It is a great pleasure to follow Fabian Hamilton and a number of extremely fine speeches. Although it is a Thursday afternoon, it is a pity more hon. and right hon. Members are not here, but I am sure that does not reflect the interest the House of Commons has in these matters.
I thank Mr Carmichael for securing this debate. I welcome the opportunity to discuss and debate the UK Government’s approach to Saudi Arabia which, as we have discovered in the course of this afternoon, is complex and nuanced. In the points I make in response to colleagues, I will attempt to explain why that is. In doing so, I want to be completely frank about our significant concerns. Ultimately, we believe that progress will be hastened through constructive engagement with the kingdom, so I will highlight work we are doing to support human rights in Saudi Arabia.
People often suggest—Members have done so today—that there is a contradiction between UK interests in Saudi Arabia and our democratic values. They suggest we choose to put our interests above human rights. Those are simplistic arguments based around a false premise, and they miss the point. It is precisely our shared interests and our extensive ties with Saudi Arabia that give us an effective platform to raise our concerns and to encourage human rights progress. If there is no dialogue with those we seek to influence, the debate is purely among ourselves and we become a deluxe debating society. As such, I find common cause with my hon. and gallant Friend Crispin Blunt, and commend him for two things: first, his work for women’s human rights defenders, about which he was very modest; and secondly his very fine speech.

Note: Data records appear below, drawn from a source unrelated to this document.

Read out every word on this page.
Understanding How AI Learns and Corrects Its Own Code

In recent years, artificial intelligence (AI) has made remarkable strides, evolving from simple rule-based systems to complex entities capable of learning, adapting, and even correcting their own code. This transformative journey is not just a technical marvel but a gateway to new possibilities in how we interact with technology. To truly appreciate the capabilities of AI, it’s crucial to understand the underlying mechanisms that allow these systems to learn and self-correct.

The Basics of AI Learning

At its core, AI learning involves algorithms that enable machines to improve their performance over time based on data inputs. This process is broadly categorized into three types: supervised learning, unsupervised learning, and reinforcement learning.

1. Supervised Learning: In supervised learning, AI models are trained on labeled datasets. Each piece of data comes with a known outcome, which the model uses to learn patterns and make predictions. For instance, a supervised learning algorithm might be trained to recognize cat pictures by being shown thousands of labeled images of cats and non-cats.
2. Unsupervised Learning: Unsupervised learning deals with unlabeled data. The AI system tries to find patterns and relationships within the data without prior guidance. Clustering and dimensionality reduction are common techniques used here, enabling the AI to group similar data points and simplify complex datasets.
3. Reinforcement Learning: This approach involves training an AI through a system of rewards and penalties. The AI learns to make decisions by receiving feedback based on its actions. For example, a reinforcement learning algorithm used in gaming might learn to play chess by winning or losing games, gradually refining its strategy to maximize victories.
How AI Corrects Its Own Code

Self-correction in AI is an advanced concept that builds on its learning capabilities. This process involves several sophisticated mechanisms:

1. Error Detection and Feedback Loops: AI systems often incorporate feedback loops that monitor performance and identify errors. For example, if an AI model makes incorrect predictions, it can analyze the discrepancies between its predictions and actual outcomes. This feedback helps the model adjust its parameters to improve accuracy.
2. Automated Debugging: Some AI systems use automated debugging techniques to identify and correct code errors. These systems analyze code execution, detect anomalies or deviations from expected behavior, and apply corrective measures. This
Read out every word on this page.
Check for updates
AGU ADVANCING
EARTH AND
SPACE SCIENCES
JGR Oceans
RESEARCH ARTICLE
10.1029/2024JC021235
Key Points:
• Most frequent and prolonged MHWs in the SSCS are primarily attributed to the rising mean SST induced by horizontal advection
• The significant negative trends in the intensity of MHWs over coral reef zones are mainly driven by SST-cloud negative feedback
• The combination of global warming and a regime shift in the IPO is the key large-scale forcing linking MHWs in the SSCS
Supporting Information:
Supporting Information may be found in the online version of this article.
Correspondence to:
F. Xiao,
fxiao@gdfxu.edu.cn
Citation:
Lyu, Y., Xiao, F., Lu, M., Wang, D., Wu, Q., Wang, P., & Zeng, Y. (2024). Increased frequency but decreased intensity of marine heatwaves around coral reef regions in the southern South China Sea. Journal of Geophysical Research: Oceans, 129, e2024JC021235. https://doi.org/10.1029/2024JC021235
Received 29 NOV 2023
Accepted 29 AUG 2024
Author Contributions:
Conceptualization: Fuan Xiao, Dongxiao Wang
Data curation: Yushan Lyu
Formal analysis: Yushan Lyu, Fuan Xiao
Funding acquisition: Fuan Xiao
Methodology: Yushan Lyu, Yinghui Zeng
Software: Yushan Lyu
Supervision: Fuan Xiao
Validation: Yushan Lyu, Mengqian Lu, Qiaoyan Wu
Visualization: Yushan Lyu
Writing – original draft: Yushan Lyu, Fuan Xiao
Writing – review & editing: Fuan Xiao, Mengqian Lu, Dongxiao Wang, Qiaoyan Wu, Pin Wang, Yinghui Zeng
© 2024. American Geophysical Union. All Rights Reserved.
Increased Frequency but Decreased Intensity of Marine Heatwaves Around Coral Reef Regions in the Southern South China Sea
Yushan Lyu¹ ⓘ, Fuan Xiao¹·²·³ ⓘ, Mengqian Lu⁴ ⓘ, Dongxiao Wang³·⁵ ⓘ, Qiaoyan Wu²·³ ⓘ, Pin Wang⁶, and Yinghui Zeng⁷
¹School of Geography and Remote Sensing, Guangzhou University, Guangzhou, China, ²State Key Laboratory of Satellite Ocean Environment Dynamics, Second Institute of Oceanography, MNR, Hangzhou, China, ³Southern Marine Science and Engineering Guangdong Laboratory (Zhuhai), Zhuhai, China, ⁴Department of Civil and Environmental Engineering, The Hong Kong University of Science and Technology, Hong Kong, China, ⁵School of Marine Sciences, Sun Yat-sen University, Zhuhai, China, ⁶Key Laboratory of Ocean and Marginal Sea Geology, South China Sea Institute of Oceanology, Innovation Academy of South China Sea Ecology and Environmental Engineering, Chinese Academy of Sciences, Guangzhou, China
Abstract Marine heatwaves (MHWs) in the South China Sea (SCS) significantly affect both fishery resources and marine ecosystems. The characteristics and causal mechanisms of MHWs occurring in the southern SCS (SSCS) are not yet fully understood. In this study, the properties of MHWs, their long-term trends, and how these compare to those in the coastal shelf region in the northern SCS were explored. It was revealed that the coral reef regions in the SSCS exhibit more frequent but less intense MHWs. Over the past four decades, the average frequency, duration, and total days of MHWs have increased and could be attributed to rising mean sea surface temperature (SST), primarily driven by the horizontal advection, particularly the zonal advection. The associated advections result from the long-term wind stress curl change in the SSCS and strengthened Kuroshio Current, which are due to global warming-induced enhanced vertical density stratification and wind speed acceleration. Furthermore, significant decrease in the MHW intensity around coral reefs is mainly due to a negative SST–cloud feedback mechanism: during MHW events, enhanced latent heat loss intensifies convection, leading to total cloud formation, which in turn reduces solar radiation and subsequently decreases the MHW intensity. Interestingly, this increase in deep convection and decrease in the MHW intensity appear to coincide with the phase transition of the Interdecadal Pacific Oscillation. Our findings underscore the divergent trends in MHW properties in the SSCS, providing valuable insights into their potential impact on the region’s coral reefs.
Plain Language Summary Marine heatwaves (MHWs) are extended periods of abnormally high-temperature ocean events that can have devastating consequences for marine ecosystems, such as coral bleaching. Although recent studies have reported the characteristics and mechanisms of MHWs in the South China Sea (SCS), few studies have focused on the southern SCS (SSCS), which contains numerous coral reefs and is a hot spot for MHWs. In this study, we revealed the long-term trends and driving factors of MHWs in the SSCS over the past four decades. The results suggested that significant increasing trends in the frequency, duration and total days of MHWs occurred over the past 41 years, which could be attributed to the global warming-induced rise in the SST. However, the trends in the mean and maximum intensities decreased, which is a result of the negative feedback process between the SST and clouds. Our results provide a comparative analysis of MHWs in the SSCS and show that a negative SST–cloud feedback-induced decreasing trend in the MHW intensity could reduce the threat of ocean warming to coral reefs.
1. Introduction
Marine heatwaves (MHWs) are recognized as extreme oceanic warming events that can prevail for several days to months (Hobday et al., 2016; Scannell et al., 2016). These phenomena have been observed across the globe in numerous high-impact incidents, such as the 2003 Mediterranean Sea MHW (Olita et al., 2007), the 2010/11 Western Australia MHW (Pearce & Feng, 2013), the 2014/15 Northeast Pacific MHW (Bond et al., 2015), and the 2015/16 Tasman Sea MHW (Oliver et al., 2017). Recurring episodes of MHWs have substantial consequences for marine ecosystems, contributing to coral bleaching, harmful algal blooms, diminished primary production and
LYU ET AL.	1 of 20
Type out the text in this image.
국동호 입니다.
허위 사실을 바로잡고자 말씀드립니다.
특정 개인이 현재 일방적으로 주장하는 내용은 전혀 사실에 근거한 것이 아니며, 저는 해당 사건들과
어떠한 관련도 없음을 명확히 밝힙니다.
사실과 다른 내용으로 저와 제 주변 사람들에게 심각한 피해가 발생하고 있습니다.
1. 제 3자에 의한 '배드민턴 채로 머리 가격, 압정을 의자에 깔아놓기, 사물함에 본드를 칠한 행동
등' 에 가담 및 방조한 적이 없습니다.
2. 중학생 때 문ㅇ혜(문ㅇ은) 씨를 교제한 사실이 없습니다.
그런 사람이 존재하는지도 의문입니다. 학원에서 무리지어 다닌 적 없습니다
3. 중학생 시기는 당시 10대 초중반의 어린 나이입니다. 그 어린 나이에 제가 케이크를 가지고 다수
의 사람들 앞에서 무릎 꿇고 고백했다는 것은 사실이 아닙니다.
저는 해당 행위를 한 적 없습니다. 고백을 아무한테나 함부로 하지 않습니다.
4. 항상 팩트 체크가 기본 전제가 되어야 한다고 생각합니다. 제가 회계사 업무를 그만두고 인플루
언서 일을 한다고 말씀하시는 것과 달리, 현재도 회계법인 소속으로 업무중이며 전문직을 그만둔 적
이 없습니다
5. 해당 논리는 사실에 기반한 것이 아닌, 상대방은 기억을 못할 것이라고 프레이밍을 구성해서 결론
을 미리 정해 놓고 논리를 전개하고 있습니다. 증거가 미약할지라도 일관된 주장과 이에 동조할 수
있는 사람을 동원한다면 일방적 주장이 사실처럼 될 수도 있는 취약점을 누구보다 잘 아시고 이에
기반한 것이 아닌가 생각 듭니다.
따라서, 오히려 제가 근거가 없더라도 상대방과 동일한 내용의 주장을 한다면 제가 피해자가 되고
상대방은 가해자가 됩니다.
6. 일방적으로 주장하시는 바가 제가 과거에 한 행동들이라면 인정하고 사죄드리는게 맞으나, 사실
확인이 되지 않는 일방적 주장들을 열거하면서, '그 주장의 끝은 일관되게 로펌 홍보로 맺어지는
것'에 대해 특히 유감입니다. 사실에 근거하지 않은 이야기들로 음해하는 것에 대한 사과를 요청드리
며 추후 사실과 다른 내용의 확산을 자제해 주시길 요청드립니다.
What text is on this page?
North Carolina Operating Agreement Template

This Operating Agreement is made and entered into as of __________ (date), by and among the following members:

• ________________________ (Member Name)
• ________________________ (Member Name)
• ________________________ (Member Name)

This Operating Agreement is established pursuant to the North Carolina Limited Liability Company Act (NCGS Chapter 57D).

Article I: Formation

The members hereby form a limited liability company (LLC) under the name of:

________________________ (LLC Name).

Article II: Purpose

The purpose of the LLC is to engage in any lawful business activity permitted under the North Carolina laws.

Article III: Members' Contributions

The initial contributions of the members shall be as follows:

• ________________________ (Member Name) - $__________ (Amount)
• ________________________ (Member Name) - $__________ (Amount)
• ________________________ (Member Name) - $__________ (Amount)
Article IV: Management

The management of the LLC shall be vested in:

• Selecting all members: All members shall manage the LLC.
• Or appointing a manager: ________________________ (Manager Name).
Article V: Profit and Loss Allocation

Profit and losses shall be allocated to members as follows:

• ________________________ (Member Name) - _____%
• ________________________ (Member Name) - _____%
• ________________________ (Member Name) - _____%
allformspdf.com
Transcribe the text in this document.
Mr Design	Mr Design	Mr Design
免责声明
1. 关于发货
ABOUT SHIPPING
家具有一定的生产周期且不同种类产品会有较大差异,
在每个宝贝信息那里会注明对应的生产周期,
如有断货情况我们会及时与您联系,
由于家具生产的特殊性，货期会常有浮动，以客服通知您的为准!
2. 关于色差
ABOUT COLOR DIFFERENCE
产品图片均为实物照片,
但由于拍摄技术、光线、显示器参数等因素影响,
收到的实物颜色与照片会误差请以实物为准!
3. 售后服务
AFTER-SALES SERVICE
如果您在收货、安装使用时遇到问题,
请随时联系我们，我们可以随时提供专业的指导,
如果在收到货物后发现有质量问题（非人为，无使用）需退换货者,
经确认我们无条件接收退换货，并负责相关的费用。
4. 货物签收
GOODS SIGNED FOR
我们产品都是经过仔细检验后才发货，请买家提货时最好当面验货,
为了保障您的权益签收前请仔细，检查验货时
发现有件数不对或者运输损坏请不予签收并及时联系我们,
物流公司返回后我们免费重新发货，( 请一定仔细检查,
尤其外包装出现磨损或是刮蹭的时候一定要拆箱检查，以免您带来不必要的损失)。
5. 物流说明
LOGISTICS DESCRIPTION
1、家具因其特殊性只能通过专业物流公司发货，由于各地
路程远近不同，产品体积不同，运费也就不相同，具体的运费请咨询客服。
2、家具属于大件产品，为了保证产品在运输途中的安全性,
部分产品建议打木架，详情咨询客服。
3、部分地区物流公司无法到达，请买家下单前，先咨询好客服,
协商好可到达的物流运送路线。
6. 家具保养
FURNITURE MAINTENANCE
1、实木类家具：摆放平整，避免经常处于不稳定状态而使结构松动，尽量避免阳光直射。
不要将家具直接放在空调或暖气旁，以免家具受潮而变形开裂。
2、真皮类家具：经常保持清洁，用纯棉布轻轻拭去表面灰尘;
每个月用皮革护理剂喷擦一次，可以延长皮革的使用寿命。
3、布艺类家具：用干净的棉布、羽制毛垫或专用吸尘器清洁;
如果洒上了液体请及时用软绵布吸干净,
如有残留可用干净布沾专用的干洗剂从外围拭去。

I also thank my right hon. Friend Dr Lewis for his typically fine speech. He balanced our desire to ensure that we encourage progress in Saudi Arabia with being unashamed of our norms, values and realpolitik. He raised the spectre of what might happen in the event we did not engage in the way I believe we are. It is a choice that Members make. We either bring down the shutters and give ourselves a warm feeling and do virtue signalling, which makes us feel good, or we engage, understanding the sense of frustration, unhappiness and awkwardness it gives us, while giving ourselves at least the prospect of having a dialogue with Saudi Arabia. I choose the latter, though I am tempted by the former, since I rather like the absolutist, black and white way of approaching some of these matters. It would be fairly straightforward. We could all stand here and in the Chamber and make fine speeches about the evils and wickedness of regimes with which we do not see eye to eye, but it is not clear to me how that will move things on for our intended beneficiaries, which in this instance are the people of Saudi Arabia, the people in the wider region and, ultimately, ourselves.